|"The real problem is in giving the innumerable casual and informal dinners for which professionals are not only expensive, but inappropriate. The problem of limited equipment would not present great difficulty if the tendency of the age were toward a slower pace, but the opposite is the case; no one wants to be kept waiting a second at table, and the world of fashion is growing more impatient and critical instead of less." -- Emily Post, Etiquette|
Hostessing can be as much as a ten-person, ten-course sit-down dinner, or as small as a completely un-hyphenated beer on the front steps. Either event can be made as complicated or as simple as it is seen in the beholder’s eye.
“There’s a certain lady magic,” said my friend Cara once at a casual champagne brunch for 12, “that tells people when it’s time to stand up and help clear plates that I don’t have.”
She may have been wrong about her own possession of it, but she was right that there’s a certain instinct, whether for ladies, gentleman or barbarians in aprons, that lets people know how to eat, drink and be appropriately merry in pleasant company.
If you feel that something missing in your nature or nurture precludes you from having people over to your studio, townhouse or mansion and hosting them comfortably, then welcome.
Hosts is the new sister site to Posts on Post, an urban etiquette guide for people living, commuting and socializing in a city that is far too often rude.
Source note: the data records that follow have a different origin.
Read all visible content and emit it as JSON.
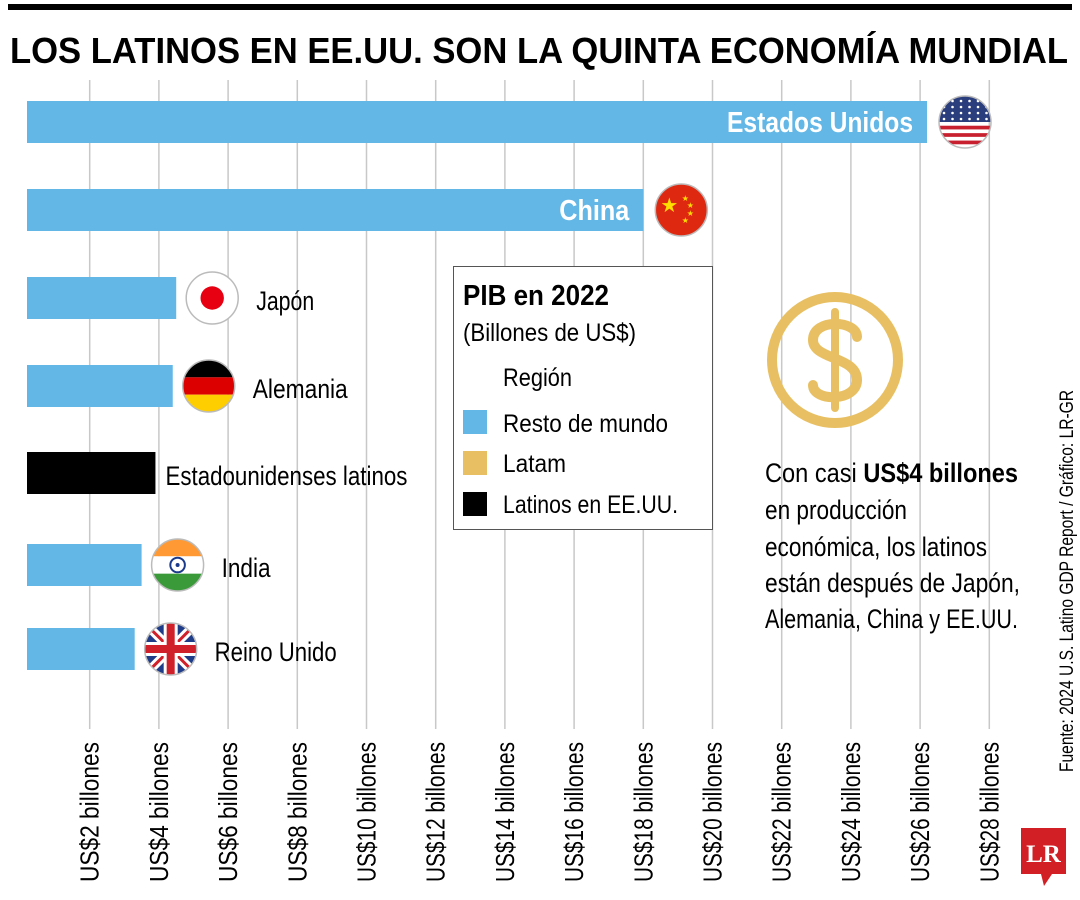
{
  "title": "LOS LATINOS EN EE.UU. SON LA QUINTA ECONOMÍA MUNDIAL",
  "colors": {
    "resto": "#62b7e6",
    "latam": "#e8c063",
    "latinos_eeuu": "#000000",
    "grid": "#c8c8c8",
    "logo": "#d21f26"
  },
  "chart_data": {
    "type": "bar",
    "orientation": "horizontal",
    "categories": [
      "Estados Unidos",
      "China",
      "Japón",
      "Alemania",
      "Estadounidenses latinos",
      "India",
      "Reino Unido"
    ],
    "values": [
      26.2,
      18.0,
      4.5,
      4.4,
      3.9,
      3.5,
      3.3
    ],
    "regions": [
      "Resto de mundo",
      "Resto de mundo",
      "Resto de mundo",
      "Resto de mundo",
      "Latinos en EE.UU.",
      "Resto de mundo",
      "Resto de mundo"
    ],
    "flags": [
      "us-flag",
      "china-flag",
      "japan-flag",
      "germany-flag",
      null,
      "india-flag",
      "uk-flag"
    ],
    "xlim": [
      0,
      28
    ],
    "xticks": [
      "US$2 billones",
      "US$4 billones",
      "US$6 billones",
      "US$8 billones",
      "US$10 billones",
      "US$12 billones",
      "US$14 billones",
      "US$16 billones",
      "US$18 billones",
      "US$20 billones",
      "US$22 billones",
      "US$24 billones",
      "US$26 billones",
      "US$28 billones"
    ],
    "xtick_values": [
      2,
      4,
      6,
      8,
      10,
      12,
      14,
      16,
      18,
      20,
      22,
      24,
      26,
      28
    ],
    "grid": true
  },
  "legend": {
    "title": "PIB en 2022",
    "subtitle": "(Billones de US$)",
    "header": "Región",
    "items": [
      {
        "label": "Resto de mundo",
        "color": "#62b7e6"
      },
      {
        "label": "Latam",
        "color": "#e8c063"
      },
      {
        "label": "Latinos en EE.UU.",
        "color": "#000000"
      }
    ]
  },
  "annotation": {
    "icon": "dollar-coin-icon",
    "lead": "Con casi ",
    "bold": "US$4 billones",
    "lines": [
      "en producción",
      "económica, los latinos",
      "están después de Japón,",
      "Alemania, China y EE.UU."
    ]
  },
  "source": "Fuente: 2024 U.S. Latino GDP Report / Gráfico: LR-GR",
  "logo": "LR"
}
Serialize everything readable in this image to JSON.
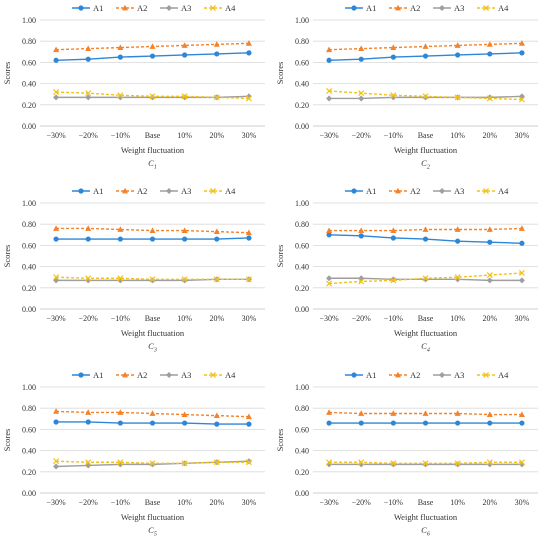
{
  "series_styles": [
    {
      "name": "A1",
      "color": "#2e86d6",
      "marker": "circle",
      "dash": "none"
    },
    {
      "name": "A2",
      "color": "#f5822a",
      "marker": "triangle",
      "dash": "dashed"
    },
    {
      "name": "A3",
      "color": "#9e9e9e",
      "marker": "diamond",
      "dash": "solid"
    },
    {
      "name": "A4",
      "color": "#f2c21b",
      "marker": "x",
      "dash": "dashed"
    }
  ],
  "chart_data": [
    {
      "type": "line",
      "caption": "C",
      "caption_sub": "1",
      "categories": [
        "−30%",
        "−20%",
        "−10%",
        "Base",
        "10%",
        "20%",
        "30%"
      ],
      "xlabel": "Weight fluctuation",
      "ylabel": "Scores",
      "ylim": [
        0,
        1
      ],
      "yticks": [
        "0.00",
        "0.20",
        "0.40",
        "0.60",
        "0.80",
        "1.00"
      ],
      "grid": true,
      "legend": "top",
      "series": [
        {
          "name": "A1",
          "values": [
            0.62,
            0.63,
            0.65,
            0.66,
            0.67,
            0.68,
            0.69
          ]
        },
        {
          "name": "A2",
          "values": [
            0.72,
            0.73,
            0.74,
            0.75,
            0.76,
            0.77,
            0.78
          ]
        },
        {
          "name": "A3",
          "values": [
            0.27,
            0.27,
            0.27,
            0.27,
            0.27,
            0.27,
            0.28
          ]
        },
        {
          "name": "A4",
          "values": [
            0.32,
            0.31,
            0.29,
            0.28,
            0.28,
            0.27,
            0.26
          ]
        }
      ]
    },
    {
      "type": "line",
      "caption": "C",
      "caption_sub": "2",
      "categories": [
        "−30%",
        "−20%",
        "−10%",
        "Base",
        "10%",
        "20%",
        "30%"
      ],
      "xlabel": "Weight fluctuation",
      "ylabel": "Scores",
      "ylim": [
        0,
        1
      ],
      "yticks": [
        "0.00",
        "0.20",
        "0.40",
        "0.60",
        "0.80",
        "1.00"
      ],
      "grid": true,
      "legend": "top",
      "series": [
        {
          "name": "A1",
          "values": [
            0.62,
            0.63,
            0.65,
            0.66,
            0.67,
            0.68,
            0.69
          ]
        },
        {
          "name": "A2",
          "values": [
            0.72,
            0.73,
            0.74,
            0.75,
            0.76,
            0.77,
            0.78
          ]
        },
        {
          "name": "A3",
          "values": [
            0.26,
            0.26,
            0.27,
            0.27,
            0.27,
            0.27,
            0.28
          ]
        },
        {
          "name": "A4",
          "values": [
            0.33,
            0.31,
            0.29,
            0.28,
            0.27,
            0.26,
            0.25
          ]
        }
      ]
    },
    {
      "type": "line",
      "caption": "C",
      "caption_sub": "3",
      "categories": [
        "−30%",
        "−20%",
        "−10%",
        "Base",
        "10%",
        "20%",
        "30%"
      ],
      "xlabel": "Weight fluctuation",
      "ylabel": "Scores",
      "ylim": [
        0,
        1
      ],
      "yticks": [
        "0.00",
        "0.20",
        "0.40",
        "0.60",
        "0.80",
        "1.00"
      ],
      "grid": true,
      "legend": "top",
      "series": [
        {
          "name": "A1",
          "values": [
            0.66,
            0.66,
            0.66,
            0.66,
            0.66,
            0.66,
            0.67
          ]
        },
        {
          "name": "A2",
          "values": [
            0.76,
            0.76,
            0.75,
            0.74,
            0.74,
            0.73,
            0.72
          ]
        },
        {
          "name": "A3",
          "values": [
            0.27,
            0.27,
            0.27,
            0.27,
            0.27,
            0.28,
            0.28
          ]
        },
        {
          "name": "A4",
          "values": [
            0.3,
            0.29,
            0.29,
            0.28,
            0.28,
            0.28,
            0.28
          ]
        }
      ]
    },
    {
      "type": "line",
      "caption": "C",
      "caption_sub": "4",
      "categories": [
        "−30%",
        "−20%",
        "−10%",
        "Base",
        "10%",
        "20%",
        "30%"
      ],
      "xlabel": "Weight fluctuation",
      "ylabel": "Scores",
      "ylim": [
        0,
        1
      ],
      "yticks": [
        "0.00",
        "0.20",
        "0.40",
        "0.60",
        "0.80",
        "1.00"
      ],
      "grid": true,
      "legend": "top",
      "series": [
        {
          "name": "A1",
          "values": [
            0.7,
            0.69,
            0.67,
            0.66,
            0.64,
            0.63,
            0.62
          ]
        },
        {
          "name": "A2",
          "values": [
            0.74,
            0.74,
            0.74,
            0.75,
            0.75,
            0.75,
            0.76
          ]
        },
        {
          "name": "A3",
          "values": [
            0.29,
            0.29,
            0.28,
            0.28,
            0.28,
            0.27,
            0.27
          ]
        },
        {
          "name": "A4",
          "values": [
            0.24,
            0.26,
            0.27,
            0.29,
            0.3,
            0.32,
            0.34
          ]
        }
      ]
    },
    {
      "type": "line",
      "caption": "C",
      "caption_sub": "5",
      "categories": [
        "−30%",
        "−20%",
        "−10%",
        "Base",
        "10%",
        "20%",
        "30%"
      ],
      "xlabel": "Weight fluctuation",
      "ylabel": "Scores",
      "ylim": [
        0,
        1
      ],
      "yticks": [
        "0.00",
        "0.20",
        "0.40",
        "0.60",
        "0.80",
        "1.00"
      ],
      "grid": true,
      "legend": "top",
      "series": [
        {
          "name": "A1",
          "values": [
            0.67,
            0.67,
            0.66,
            0.66,
            0.66,
            0.65,
            0.65
          ]
        },
        {
          "name": "A2",
          "values": [
            0.77,
            0.76,
            0.76,
            0.75,
            0.74,
            0.73,
            0.72
          ]
        },
        {
          "name": "A3",
          "values": [
            0.25,
            0.26,
            0.27,
            0.27,
            0.28,
            0.29,
            0.3
          ]
        },
        {
          "name": "A4",
          "values": [
            0.3,
            0.29,
            0.29,
            0.28,
            0.28,
            0.29,
            0.29
          ]
        }
      ]
    },
    {
      "type": "line",
      "caption": "C",
      "caption_sub": "6",
      "categories": [
        "−30%",
        "−20%",
        "−10%",
        "Base",
        "10%",
        "20%",
        "30%"
      ],
      "xlabel": "Weight fluctuation",
      "ylabel": "Scores",
      "ylim": [
        0,
        1
      ],
      "yticks": [
        "0.00",
        "0.20",
        "0.40",
        "0.60",
        "0.80",
        "1.00"
      ],
      "grid": true,
      "legend": "top",
      "series": [
        {
          "name": "A1",
          "values": [
            0.66,
            0.66,
            0.66,
            0.66,
            0.66,
            0.66,
            0.66
          ]
        },
        {
          "name": "A2",
          "values": [
            0.76,
            0.75,
            0.75,
            0.75,
            0.75,
            0.74,
            0.74
          ]
        },
        {
          "name": "A3",
          "values": [
            0.27,
            0.27,
            0.27,
            0.27,
            0.27,
            0.27,
            0.27
          ]
        },
        {
          "name": "A4",
          "values": [
            0.29,
            0.29,
            0.28,
            0.28,
            0.28,
            0.29,
            0.29
          ]
        }
      ]
    }
  ]
}
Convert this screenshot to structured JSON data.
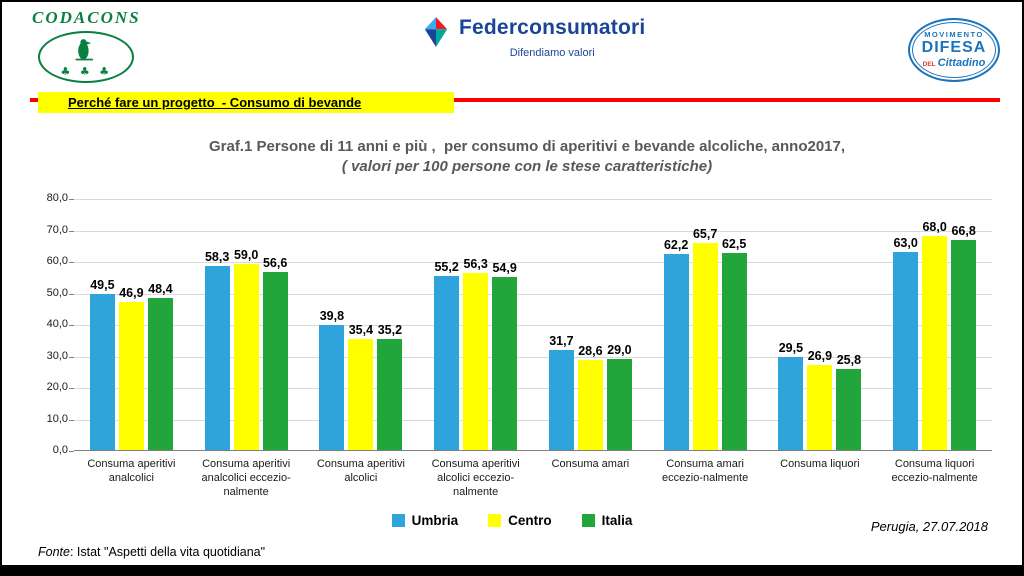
{
  "header": {
    "codacons": {
      "name": "CODACONS",
      "shamrocks": "♣ ♣ ♣"
    },
    "federconsumatori": {
      "name": "Federconsumatori",
      "tagline": "Difendiamo valori"
    },
    "mdc": {
      "line1": "MOVIMENTO",
      "line2": "DIFESA",
      "line3": "DEL",
      "line4": "Cittadino"
    }
  },
  "banner": {
    "title": "Perché fare un progetto  - Consumo di bevande"
  },
  "chart_data": {
    "type": "bar",
    "title": "Graf.1 Persone di 11 anni e più ,  per consumo di aperitivi e bevande alcoliche, anno2017,",
    "subtitle": "( valori per 100 persone con le stese caratteristiche)",
    "categories": [
      "Consuma aperitivi analcolici",
      "Consuma aperitivi analcolici eccezio-nalmente",
      "Consuma aperitivi alcolici",
      "Consuma aperitivi alcolici eccezio-nalmente",
      "Consuma amari",
      "Consuma amari eccezio-nalmente",
      "Consuma liquori",
      "Consuma liquori eccezio-nalmente"
    ],
    "series": [
      {
        "name": "Umbria",
        "color": "#2EA3DC",
        "values": [
          49.5,
          58.3,
          39.8,
          55.2,
          31.7,
          62.2,
          29.5,
          63.0
        ]
      },
      {
        "name": "Centro",
        "color": "#FFFF00",
        "values": [
          46.9,
          59.0,
          35.4,
          56.3,
          28.6,
          65.7,
          26.9,
          68.0
        ]
      },
      {
        "name": "Italia",
        "color": "#22A63C",
        "values": [
          48.4,
          56.6,
          35.2,
          54.9,
          29.0,
          62.5,
          25.8,
          66.8
        ]
      }
    ],
    "ylim": [
      0,
      80
    ],
    "ytick_step": 10,
    "decimal_separator": ",",
    "grid": true,
    "legend_position": "bottom"
  },
  "footer": {
    "place_date": "Perugia, 27.07.2018",
    "source_label": "Fonte",
    "source_text": ": Istat \"Aspetti della vita quotidiana\""
  }
}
In short, how to behave. Here, rather than day to day etiquette, I’ll provide easy, accessible ideas for hosting polite company, no matter how limited your equipment, resources or space.
As someone who loves to entertain, but also loves throwing clothes on the floor, I have stumbled upon every shortcut, trick and last minute quick-fix in the book, all while keeping everyone’s wine glass full. In my years spent as a Corporate event planner, bridesmaid and poor man’s socialite, I’ve learned to be detailed, thorough and to not sweat anything smaller than the house being actually, literally on fire.
I hope this will resonate with you, and that you’ll try out some of my ideas while sending me some of your own. And of course, if there’s anything I can get you while you’re here, don’t be shy.